A Changed Environment Requires a Changed Approach
Cisco Resolves Claims Related to Video Security Software Sold Between 2008 to 2014
As the world’s largest supplier of internet security hardware and software products and services, we’re reminded every day that the threat landscape continues to grow exponentially. Headlines remind us of the threats that can lead at the least to personal annoyance – think of the replacement of credit cards – but can also produce operational disruption – networks going down or ransomware attacks. Beyond that, as networked data becomes core to more and more activities, security failures can endanger national economic and physical security. A key mission for Cisco is to work to reduce and eliminate all of those risks.
The standards by which suppliers are judged are also changing. We, alongside our customers and stakeholders, are always demanding more. We intend to stay ahead of what the world is willing to accept. Nothing illustrates better the way standards are changing than our engagement in resolving a dispute involving video security software products sold by us in Cisco’s fiscal years 2008 through 2013. In short, what seemed reasonable at one point no longer meets the needs of our stakeholders today.
The software was created by Broadware, a company we acquired in 2007. Broadware intentionally utilized an open architecture to allow customized security applications and solutions to be implemented. Because of the open architecture, video feeds could theoretically have been subject to hacking, though there is no evidence that any customer’s security was ever breached. In 2009, we published a Best Practices Guide emphasizing that users needed to pay special attention to building necessary security features on top of the software they were licensing from us. And in July, 2013, we advised that customers should upgrade to a new version of the software which addressed security features. All sales of the older versions of the software had ended by September, 2014.

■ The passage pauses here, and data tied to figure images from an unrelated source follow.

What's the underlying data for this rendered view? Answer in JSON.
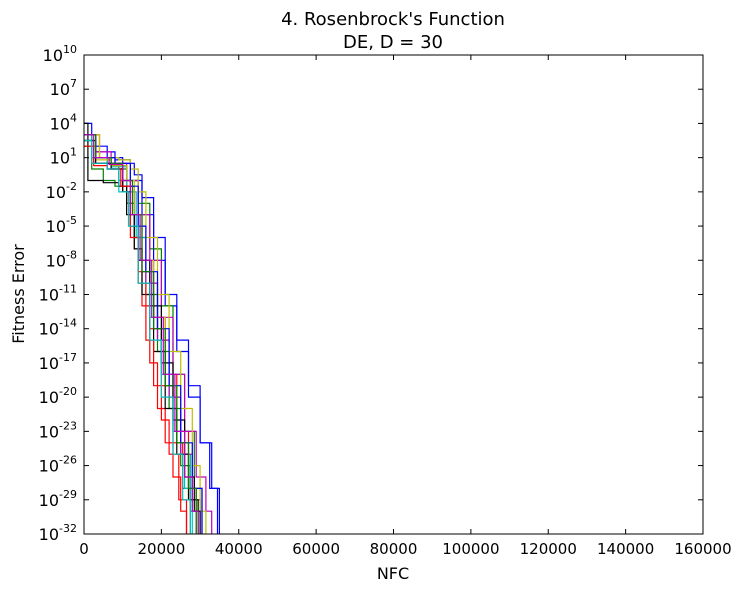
{
  "chart_data": {
    "type": "line",
    "title_line1": "4.   Rosenbrock's Function",
    "title_line2": "DE, D = 30",
    "xlabel": "NFC",
    "ylabel": "Fitness Error",
    "xlim": [
      0,
      160000
    ],
    "ylim_exponents": [
      -32,
      10
    ],
    "yscale": "log",
    "grid": false,
    "legend": "none",
    "x_ticks": [
      {
        "value": 0,
        "label": "0"
      },
      {
        "value": 20000,
        "label": "20000"
      },
      {
        "value": 40000,
        "label": "40000"
      },
      {
        "value": 60000,
        "label": "60000"
      },
      {
        "value": 80000,
        "label": "80000"
      },
      {
        "value": 100000,
        "label": "100000"
      },
      {
        "value": 120000,
        "label": "120000"
      },
      {
        "value": 140000,
        "label": "140000"
      },
      {
        "value": 160000,
        "label": "160000"
      }
    ],
    "y_ticks": [
      {
        "exponent": 10,
        "base": "10",
        "exp_label": "10"
      },
      {
        "exponent": 7,
        "base": "10",
        "exp_label": "7"
      },
      {
        "exponent": 4,
        "base": "10",
        "exp_label": "4"
      },
      {
        "exponent": 1,
        "base": "10",
        "exp_label": "1"
      },
      {
        "exponent": -2,
        "base": "10",
        "exp_label": "-2"
      },
      {
        "exponent": -5,
        "base": "10",
        "exp_label": "-5"
      },
      {
        "exponent": -8,
        "base": "10",
        "exp_label": "-8"
      },
      {
        "exponent": -11,
        "base": "10",
        "exp_label": "-11"
      },
      {
        "exponent": -14,
        "base": "10",
        "exp_label": "-14"
      },
      {
        "exponent": -17,
        "base": "10",
        "exp_label": "-17"
      },
      {
        "exponent": -20,
        "base": "10",
        "exp_label": "-20"
      },
      {
        "exponent": -23,
        "base": "10",
        "exp_label": "-23"
      },
      {
        "exponent": -26,
        "base": "10",
        "exp_label": "-26"
      },
      {
        "exponent": -29,
        "base": "10",
        "exp_label": "-29"
      },
      {
        "exponent": -32,
        "base": "10",
        "exp_label": "-32"
      }
    ],
    "series": [
      {
        "color": "#0000ff",
        "points": [
          [
            0,
            4
          ],
          [
            2000,
            2
          ],
          [
            6000,
            1
          ],
          [
            10000,
            0.5
          ],
          [
            13000,
            -0.5
          ],
          [
            15000,
            -2.5
          ],
          [
            18000,
            -6
          ],
          [
            21000,
            -11
          ],
          [
            24000,
            -15
          ],
          [
            27000,
            -19
          ],
          [
            30000,
            -24
          ],
          [
            33000,
            -28
          ],
          [
            35000,
            -32
          ]
        ]
      },
      {
        "color": "#0000ff",
        "points": [
          [
            0,
            3
          ],
          [
            3000,
            1.5
          ],
          [
            8000,
            0.8
          ],
          [
            12000,
            -1
          ],
          [
            15000,
            -4
          ],
          [
            18000,
            -8
          ],
          [
            21000,
            -12
          ],
          [
            24000,
            -16
          ],
          [
            27000,
            -20
          ],
          [
            30000,
            -24
          ],
          [
            32500,
            -28
          ],
          [
            34500,
            -32
          ]
        ]
      },
      {
        "color": "#ff0000",
        "points": [
          [
            0,
            3
          ],
          [
            2000,
            1
          ],
          [
            6000,
            0.5
          ],
          [
            9000,
            -1
          ],
          [
            11000,
            -3
          ],
          [
            13000,
            -7
          ],
          [
            15000,
            -12
          ],
          [
            17000,
            -17
          ],
          [
            19000,
            -21
          ],
          [
            21000,
            -24
          ],
          [
            23000,
            -27
          ],
          [
            25000,
            -30
          ],
          [
            26500,
            -32
          ]
        ]
      },
      {
        "color": "#ff0000",
        "points": [
          [
            0,
            2
          ],
          [
            3000,
            0.5
          ],
          [
            7000,
            0
          ],
          [
            10000,
            -2
          ],
          [
            12000,
            -5
          ],
          [
            14000,
            -9
          ],
          [
            17000,
            -14
          ],
          [
            20000,
            -19
          ],
          [
            23000,
            -24
          ],
          [
            25500,
            -28
          ],
          [
            27500,
            -32
          ]
        ]
      },
      {
        "color": "#ff0000",
        "points": [
          [
            0,
            3
          ],
          [
            4000,
            1
          ],
          [
            8000,
            0.5
          ],
          [
            11000,
            -1.5
          ],
          [
            13000,
            -4
          ],
          [
            15000,
            -8
          ],
          [
            18000,
            -13
          ],
          [
            21000,
            -18
          ],
          [
            24000,
            -23
          ],
          [
            27000,
            -28
          ],
          [
            29000,
            -32
          ]
        ]
      },
      {
        "color": "#008000",
        "points": [
          [
            0,
            2.5
          ],
          [
            2000,
            0
          ],
          [
            5000,
            -1
          ],
          [
            8000,
            -1.5
          ],
          [
            11000,
            -3
          ],
          [
            13000,
            -6
          ],
          [
            16000,
            -11
          ],
          [
            19000,
            -16
          ],
          [
            22000,
            -21
          ],
          [
            25000,
            -26
          ],
          [
            27500,
            -30
          ],
          [
            29000,
            -32
          ]
        ]
      },
      {
        "color": "#008000",
        "points": [
          [
            0,
            3
          ],
          [
            3000,
            1
          ],
          [
            7000,
            0
          ],
          [
            11000,
            -1
          ],
          [
            14000,
            -3
          ],
          [
            17000,
            -7
          ],
          [
            20000,
            -12
          ],
          [
            23000,
            -18
          ],
          [
            26000,
            -23
          ],
          [
            28500,
            -28
          ],
          [
            30500,
            -32
          ]
        ]
      },
      {
        "color": "#00bfbf",
        "points": [
          [
            0,
            3
          ],
          [
            2000,
            1
          ],
          [
            6000,
            0
          ],
          [
            9000,
            -1
          ],
          [
            12000,
            -4
          ],
          [
            14000,
            -8
          ],
          [
            17000,
            -13
          ],
          [
            20000,
            -18
          ],
          [
            23000,
            -23
          ],
          [
            26000,
            -28
          ],
          [
            28000,
            -32
          ]
        ]
      },
      {
        "color": "#00bfbf",
        "points": [
          [
            0,
            2
          ],
          [
            3000,
            0.5
          ],
          [
            7000,
            0.2
          ],
          [
            11000,
            -2
          ],
          [
            13500,
            -6
          ],
          [
            16000,
            -10
          ],
          [
            19000,
            -15
          ],
          [
            22000,
            -20
          ],
          [
            25000,
            -25
          ],
          [
            27500,
            -29
          ],
          [
            29500,
            -32
          ]
        ]
      },
      {
        "color": "#bf00bf",
        "points": [
          [
            0,
            3
          ],
          [
            3000,
            1.5
          ],
          [
            7000,
            0.5
          ],
          [
            11000,
            -1
          ],
          [
            14000,
            -4
          ],
          [
            17000,
            -8
          ],
          [
            20000,
            -13
          ],
          [
            23000,
            -18
          ],
          [
            26000,
            -23
          ],
          [
            29000,
            -27
          ],
          [
            31500,
            -30
          ],
          [
            33000,
            -32
          ]
        ]
      },
      {
        "color": "#bf00bf",
        "points": [
          [
            0,
            2.5
          ],
          [
            2500,
            0.5
          ],
          [
            6000,
            0
          ],
          [
            10000,
            -1.5
          ],
          [
            13000,
            -5
          ],
          [
            16000,
            -10
          ],
          [
            19000,
            -15
          ],
          [
            22000,
            -20
          ],
          [
            25000,
            -25
          ],
          [
            28000,
            -29
          ],
          [
            30000,
            -32
          ]
        ]
      },
      {
        "color": "#bfbf00",
        "points": [
          [
            0,
            3
          ],
          [
            4000,
            1
          ],
          [
            9000,
            0.8
          ],
          [
            12000,
            0
          ],
          [
            14000,
            -2
          ],
          [
            16000,
            -6
          ],
          [
            19000,
            -11
          ],
          [
            22000,
            -16
          ],
          [
            25000,
            -21
          ],
          [
            28000,
            -26
          ],
          [
            30000,
            -30
          ],
          [
            31500,
            -32
          ]
        ]
      },
      {
        "color": "#bfbf00",
        "points": [
          [
            0,
            2
          ],
          [
            3000,
            0.8
          ],
          [
            7000,
            0.3
          ],
          [
            11000,
            -1
          ],
          [
            13000,
            -4
          ],
          [
            15000,
            -8
          ],
          [
            18000,
            -13
          ],
          [
            21000,
            -19
          ],
          [
            24000,
            -24
          ],
          [
            27000,
            -29
          ],
          [
            29000,
            -32
          ]
        ]
      },
      {
        "color": "#000000",
        "points": [
          [
            0,
            4
          ],
          [
            1000,
            -1
          ],
          [
            5000,
            -1.2
          ],
          [
            9000,
            -1.5
          ],
          [
            11000,
            -4
          ],
          [
            13000,
            -7
          ],
          [
            15000,
            -11
          ],
          [
            18000,
            -16
          ],
          [
            21000,
            -21
          ],
          [
            24000,
            -25
          ],
          [
            27000,
            -29
          ],
          [
            29500,
            -32
          ]
        ]
      },
      {
        "color": "#000000",
        "points": [
          [
            0,
            2.5
          ],
          [
            3000,
            0.5
          ],
          [
            7000,
            0
          ],
          [
            10000,
            -2
          ],
          [
            12000,
            -5
          ],
          [
            14000,
            -8
          ],
          [
            17000,
            -12
          ],
          [
            20000,
            -17
          ],
          [
            23000,
            -22
          ],
          [
            26000,
            -27
          ],
          [
            28500,
            -30
          ],
          [
            30000,
            -32
          ]
        ]
      },
      {
        "color": "#0000ff",
        "points": [
          [
            0,
            3
          ],
          [
            3000,
            1
          ],
          [
            8000,
            0.5
          ],
          [
            12000,
            -1.5
          ],
          [
            14000,
            -5
          ],
          [
            16000,
            -9
          ],
          [
            19000,
            -14
          ],
          [
            22000,
            -19
          ],
          [
            25000,
            -24
          ],
          [
            28000,
            -28
          ],
          [
            30500,
            -32
          ]
        ]
      },
      {
        "color": "#ff0000",
        "points": [
          [
            0,
            2
          ],
          [
            2500,
            0.3
          ],
          [
            6000,
            0
          ],
          [
            9500,
            -1.5
          ],
          [
            12000,
            -6
          ],
          [
            14000,
            -10
          ],
          [
            16000,
            -15
          ],
          [
            18000,
            -19
          ],
          [
            20000,
            -22
          ],
          [
            22000,
            -25
          ],
          [
            24500,
            -29
          ],
          [
            26500,
            -32
          ]
        ]
      },
      {
        "color": "#008000",
        "points": [
          [
            0,
            3
          ],
          [
            3000,
            1
          ],
          [
            7000,
            0.5
          ],
          [
            10000,
            -1
          ],
          [
            12500,
            -4
          ],
          [
            15000,
            -9
          ],
          [
            18000,
            -14
          ],
          [
            21000,
            -19
          ],
          [
            24000,
            -24
          ],
          [
            27000,
            -28
          ],
          [
            29000,
            -32
          ]
        ]
      },
      {
        "color": "#00bfbf",
        "points": [
          [
            0,
            2.5
          ],
          [
            2000,
            0.5
          ],
          [
            6000,
            0
          ],
          [
            9000,
            -2
          ],
          [
            11500,
            -5
          ],
          [
            14000,
            -10
          ],
          [
            17000,
            -15
          ],
          [
            20000,
            -20
          ],
          [
            23000,
            -25
          ],
          [
            25500,
            -29
          ],
          [
            27500,
            -32
          ]
        ]
      },
      {
        "color": "#bf00bf",
        "points": [
          [
            0,
            3
          ],
          [
            2500,
            1
          ],
          [
            6500,
            0.4
          ],
          [
            10000,
            -1
          ],
          [
            12000,
            -4
          ],
          [
            14500,
            -8
          ],
          [
            17500,
            -13
          ],
          [
            20500,
            -18
          ],
          [
            23500,
            -23
          ],
          [
            26000,
            -27
          ],
          [
            28000,
            -30
          ],
          [
            29500,
            -32
          ]
        ]
      }
    ]
  }
}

Evaluating these facts today, we’ve now agreed to make a payment that includes, what is in effect, a partial refund to the US federal government and 16 states for products purchased between Cisco’s fiscal years 2008 and 2013. The payment settles litigation that had originally been brought in 2011. The total sales at issue were well under one one-hundredth of one percent of Cisco’s total sales, and our total payment was $8.6 million, which includes payment of approximately $1.6 million to the individual who brought this to the attention of the government. While this is a legacy issue which no longer exists, it matters to us to recognize that times and expectations have changed.